I was looking at the CVPS current LEB offer overnight.  Looked at all the comments and got these totals:

29 negatives
18 --- off topic or not a review
6 positives
6 CVPS self comments


----------



## drmike (Sep 16, 2013)

And... finally LEB publishes another offer.  It has been days....

September 16, 2013 @ 11:35 am --- new ad

 September 12, 2013 @ 5:30 pm  --- CVPS ad

3 days 17 hours and 55 minutes of being the last offer on LEB for CVPS 

That's on top of 2 back-to-back offers for CC companies (OrbitServers and CVPS).  Let's be honest, it's three in a row.  PremiumVM = HVH "employee" and his Atlanta node is via Colocrossing.

No bias or unfairness.   Nope...


----------



## terafire (Sep 17, 2013)

People allow the bias to continue, because everyone knows the affiliation and bias, but doesn't do anything about 

It's brilliant, and evil at the same time. They know they pretty much have the last say in the VPS market.

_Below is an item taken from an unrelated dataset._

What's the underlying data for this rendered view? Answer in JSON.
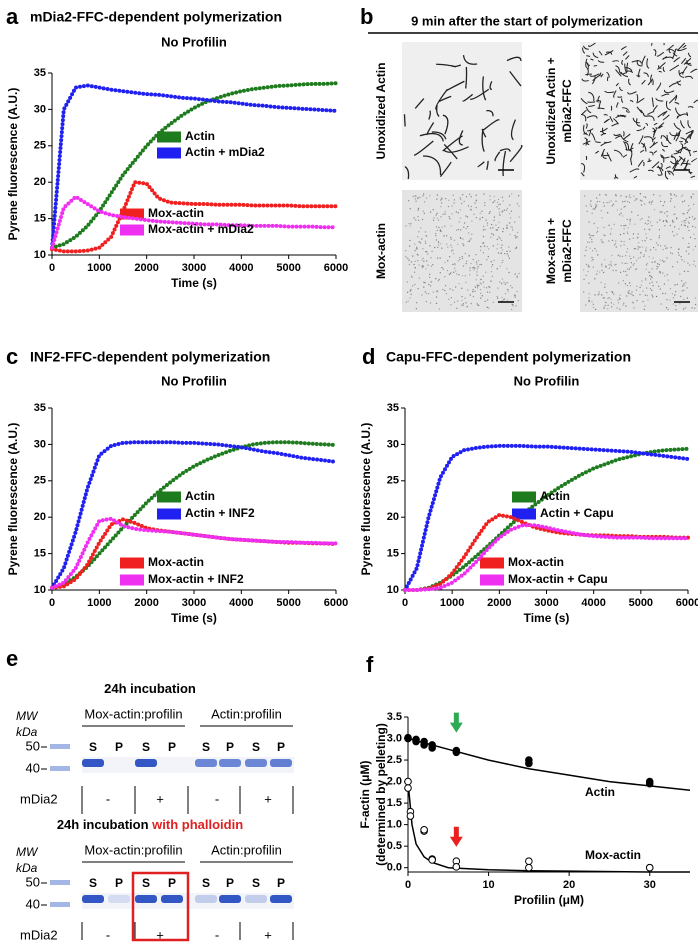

That's like Microsoft owning an alternative OS magazine.


----------



## JayZ (Sep 17, 2013)

buffalooed said:


> *100 X 7 = $700 dollars for a node that may total cost per month be $250 if that. *​ ​See, problem is his average purchase per customer likely is around the $4 point considering the specials he runs and that never expire (well most don't).
> 
> The formula is more like this:
> 
> ...


I'm guessing cvps has some things ln place to reduce costs far more than you think. For starters you can lease servers similar to the specs you list from Dell, HP or countless supermicro builders for peanuts. I have personally leased $5k servers from dell on 3 year leases for 1% apr with a $1 buyout.

With the volume you are speculating he could also very easily be running a line of credit with IngramMicro, MA LABS, etc.

Who's to say he is leasing colocrossing servers?

As for bandwidth overages, buy a circuit. Cogent will drop you a 1gig circut for $750/mo unmetered. Cogent sucks you say? FiberTech, I-O-N, L3, they all will drop a 1gig circuit for $1,100-$1,500. unmetered. (all on-net ofcourse). if you dont care about quality HE will give you 1gig for $500 (bring your own IPs).

No idea what colocrossing racks go for but im sure its reasonable.

Not that he is doing that, but he could.

As for overselling and what not, damned if I know.

I bet that $18k is more than you think.


----------



## raindog308 (Sep 17, 2013)

" You might be better off going over to VPSBoard where all my haters are."


----------